Since we really can't get much force on the front trunnions we try to work on the rear.
To test alignment I used a round head brass screw in the end of a 3/4 by 3/4 inch piece or hardwood that was attached to a plywood sub-fence on my miter gauge. I had to use a lot of brass shim stock to make sure there was no play in the miter gauge and the slot. I never could get my dial indicator set up satisfactorily.

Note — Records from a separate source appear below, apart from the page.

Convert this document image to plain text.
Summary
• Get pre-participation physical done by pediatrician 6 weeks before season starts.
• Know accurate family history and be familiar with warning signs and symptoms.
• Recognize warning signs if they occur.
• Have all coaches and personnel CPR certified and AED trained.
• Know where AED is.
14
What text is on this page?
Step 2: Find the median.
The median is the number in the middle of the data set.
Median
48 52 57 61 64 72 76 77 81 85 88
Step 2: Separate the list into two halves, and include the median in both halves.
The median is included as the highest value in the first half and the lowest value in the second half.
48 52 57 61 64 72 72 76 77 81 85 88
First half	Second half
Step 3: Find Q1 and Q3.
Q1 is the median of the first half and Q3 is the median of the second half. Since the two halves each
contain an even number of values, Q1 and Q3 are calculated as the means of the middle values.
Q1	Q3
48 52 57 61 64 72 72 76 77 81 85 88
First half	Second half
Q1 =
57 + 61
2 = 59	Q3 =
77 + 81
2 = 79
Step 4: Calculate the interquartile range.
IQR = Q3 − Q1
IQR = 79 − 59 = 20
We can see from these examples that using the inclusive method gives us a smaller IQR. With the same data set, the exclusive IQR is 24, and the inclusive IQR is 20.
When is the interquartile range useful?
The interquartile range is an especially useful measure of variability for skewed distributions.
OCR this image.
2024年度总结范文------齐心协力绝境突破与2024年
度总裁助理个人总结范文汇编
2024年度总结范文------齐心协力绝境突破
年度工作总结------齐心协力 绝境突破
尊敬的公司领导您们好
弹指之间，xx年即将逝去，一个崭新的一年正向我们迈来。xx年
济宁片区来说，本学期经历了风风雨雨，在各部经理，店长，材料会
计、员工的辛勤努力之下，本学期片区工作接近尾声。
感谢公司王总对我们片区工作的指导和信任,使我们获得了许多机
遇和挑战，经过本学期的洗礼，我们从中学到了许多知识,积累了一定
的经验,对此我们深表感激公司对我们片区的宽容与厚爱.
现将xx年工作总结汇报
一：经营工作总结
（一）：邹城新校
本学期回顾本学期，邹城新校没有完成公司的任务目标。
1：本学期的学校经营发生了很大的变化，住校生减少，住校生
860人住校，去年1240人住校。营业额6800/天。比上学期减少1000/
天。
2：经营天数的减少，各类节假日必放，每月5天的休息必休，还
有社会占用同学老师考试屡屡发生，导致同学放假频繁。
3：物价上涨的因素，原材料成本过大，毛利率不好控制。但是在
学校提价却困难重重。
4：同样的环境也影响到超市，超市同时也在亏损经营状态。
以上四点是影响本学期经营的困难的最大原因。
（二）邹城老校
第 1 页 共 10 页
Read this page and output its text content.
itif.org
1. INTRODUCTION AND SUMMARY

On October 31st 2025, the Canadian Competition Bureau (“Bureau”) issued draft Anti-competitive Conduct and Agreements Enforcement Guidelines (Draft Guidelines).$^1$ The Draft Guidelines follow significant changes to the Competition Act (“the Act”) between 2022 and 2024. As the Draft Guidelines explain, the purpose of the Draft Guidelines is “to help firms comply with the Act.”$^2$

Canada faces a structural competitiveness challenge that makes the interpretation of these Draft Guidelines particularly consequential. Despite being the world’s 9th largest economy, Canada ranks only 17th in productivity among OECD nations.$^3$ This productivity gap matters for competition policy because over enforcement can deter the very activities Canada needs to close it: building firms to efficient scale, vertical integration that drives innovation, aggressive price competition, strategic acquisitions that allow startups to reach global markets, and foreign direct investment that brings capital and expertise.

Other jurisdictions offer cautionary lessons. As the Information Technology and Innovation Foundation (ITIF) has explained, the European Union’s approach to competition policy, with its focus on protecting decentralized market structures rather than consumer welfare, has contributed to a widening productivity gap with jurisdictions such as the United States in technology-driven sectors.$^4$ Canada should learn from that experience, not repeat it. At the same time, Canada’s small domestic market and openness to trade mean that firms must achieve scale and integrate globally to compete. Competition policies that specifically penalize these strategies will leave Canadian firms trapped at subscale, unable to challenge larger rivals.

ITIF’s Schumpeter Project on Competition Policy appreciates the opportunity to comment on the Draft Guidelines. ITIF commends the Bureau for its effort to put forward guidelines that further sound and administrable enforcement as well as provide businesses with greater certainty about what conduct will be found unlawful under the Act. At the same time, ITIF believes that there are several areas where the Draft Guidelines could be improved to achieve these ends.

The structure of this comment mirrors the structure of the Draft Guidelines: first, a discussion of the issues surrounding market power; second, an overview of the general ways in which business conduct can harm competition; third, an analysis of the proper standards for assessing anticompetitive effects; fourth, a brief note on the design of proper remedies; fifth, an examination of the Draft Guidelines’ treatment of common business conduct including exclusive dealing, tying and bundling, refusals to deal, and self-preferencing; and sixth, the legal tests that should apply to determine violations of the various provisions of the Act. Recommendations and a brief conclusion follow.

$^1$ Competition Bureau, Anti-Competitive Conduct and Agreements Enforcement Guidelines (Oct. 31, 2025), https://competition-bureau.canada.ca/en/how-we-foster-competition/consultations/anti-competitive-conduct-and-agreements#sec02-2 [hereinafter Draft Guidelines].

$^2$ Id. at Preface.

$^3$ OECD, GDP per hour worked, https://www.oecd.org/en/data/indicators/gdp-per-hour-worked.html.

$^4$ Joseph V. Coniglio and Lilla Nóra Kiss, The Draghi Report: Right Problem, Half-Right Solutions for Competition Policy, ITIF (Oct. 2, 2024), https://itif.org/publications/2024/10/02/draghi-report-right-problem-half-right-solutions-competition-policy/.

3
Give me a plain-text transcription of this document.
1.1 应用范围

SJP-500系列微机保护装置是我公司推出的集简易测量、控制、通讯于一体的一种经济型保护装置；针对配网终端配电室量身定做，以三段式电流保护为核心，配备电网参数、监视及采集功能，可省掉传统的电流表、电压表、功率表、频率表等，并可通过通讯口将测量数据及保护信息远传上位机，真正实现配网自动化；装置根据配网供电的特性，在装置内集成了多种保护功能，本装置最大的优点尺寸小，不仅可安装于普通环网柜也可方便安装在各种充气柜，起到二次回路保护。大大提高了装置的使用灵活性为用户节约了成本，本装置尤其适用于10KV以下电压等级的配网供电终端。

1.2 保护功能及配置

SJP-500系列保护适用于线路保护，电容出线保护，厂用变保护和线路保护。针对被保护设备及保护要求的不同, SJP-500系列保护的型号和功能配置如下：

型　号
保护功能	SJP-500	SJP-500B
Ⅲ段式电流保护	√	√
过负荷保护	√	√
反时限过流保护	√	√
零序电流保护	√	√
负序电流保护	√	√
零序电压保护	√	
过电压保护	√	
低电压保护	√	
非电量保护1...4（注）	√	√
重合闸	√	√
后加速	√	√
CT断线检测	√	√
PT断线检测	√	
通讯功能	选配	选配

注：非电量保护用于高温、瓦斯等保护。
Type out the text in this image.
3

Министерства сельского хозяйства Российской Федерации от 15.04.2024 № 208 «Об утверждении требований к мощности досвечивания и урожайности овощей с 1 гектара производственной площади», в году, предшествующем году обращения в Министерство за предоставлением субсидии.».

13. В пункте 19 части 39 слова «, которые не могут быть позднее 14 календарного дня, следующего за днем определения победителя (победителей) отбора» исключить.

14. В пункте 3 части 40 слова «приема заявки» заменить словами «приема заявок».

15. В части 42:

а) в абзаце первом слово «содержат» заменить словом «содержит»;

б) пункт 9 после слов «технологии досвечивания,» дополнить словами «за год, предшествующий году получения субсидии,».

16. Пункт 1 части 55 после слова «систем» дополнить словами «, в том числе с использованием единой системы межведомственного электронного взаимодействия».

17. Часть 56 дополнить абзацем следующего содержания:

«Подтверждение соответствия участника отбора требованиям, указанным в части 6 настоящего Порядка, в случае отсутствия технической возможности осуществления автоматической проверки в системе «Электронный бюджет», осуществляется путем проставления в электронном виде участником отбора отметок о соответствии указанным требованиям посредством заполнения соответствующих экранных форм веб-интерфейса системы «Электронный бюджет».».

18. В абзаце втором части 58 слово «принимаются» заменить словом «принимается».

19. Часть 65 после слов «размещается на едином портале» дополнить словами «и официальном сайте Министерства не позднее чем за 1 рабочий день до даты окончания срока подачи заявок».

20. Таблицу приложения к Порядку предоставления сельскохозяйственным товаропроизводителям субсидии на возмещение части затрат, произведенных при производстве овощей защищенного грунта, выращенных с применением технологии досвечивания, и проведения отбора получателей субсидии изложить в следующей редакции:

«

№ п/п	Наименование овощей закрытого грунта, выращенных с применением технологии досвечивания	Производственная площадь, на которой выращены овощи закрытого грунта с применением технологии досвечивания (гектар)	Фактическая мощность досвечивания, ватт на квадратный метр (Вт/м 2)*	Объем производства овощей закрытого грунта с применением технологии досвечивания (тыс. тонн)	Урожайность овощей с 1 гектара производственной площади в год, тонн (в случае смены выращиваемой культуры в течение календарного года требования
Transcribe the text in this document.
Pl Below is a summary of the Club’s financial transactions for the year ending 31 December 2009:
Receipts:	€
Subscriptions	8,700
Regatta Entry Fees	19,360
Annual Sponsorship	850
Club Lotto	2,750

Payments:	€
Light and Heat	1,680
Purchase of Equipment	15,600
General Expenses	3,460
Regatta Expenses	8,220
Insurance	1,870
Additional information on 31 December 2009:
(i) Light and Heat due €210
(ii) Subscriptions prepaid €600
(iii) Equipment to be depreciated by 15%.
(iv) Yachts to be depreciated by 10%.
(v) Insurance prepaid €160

The best thing I did was to remove the motor. Its a lot easier to move the trunnions without the weight of the motor. I tried the Pals but they were a disappointment. I finally used an Irwin quick clamp between the motor hanger and the side of the saw to move the blade over to correct position. Then without removing the clamp, I gradually tighten all bolts in a crisscross pattern. I did tighten the set screws of the PALS unit in hopes it would help hold in position. The set screw looked like a 10-32 but was not quite the same. On the left side the screw was too short to reach trunnion body with the lock nut ,so I had to remove the lock nut. Since I could not duplicate the set screw ,I could not get a replacement. I have both metric and USA screw checkers and their screw would not match up to what I had.
Then I released the clamp. All seems to be within .005 of an inch as determined by feeler gauge.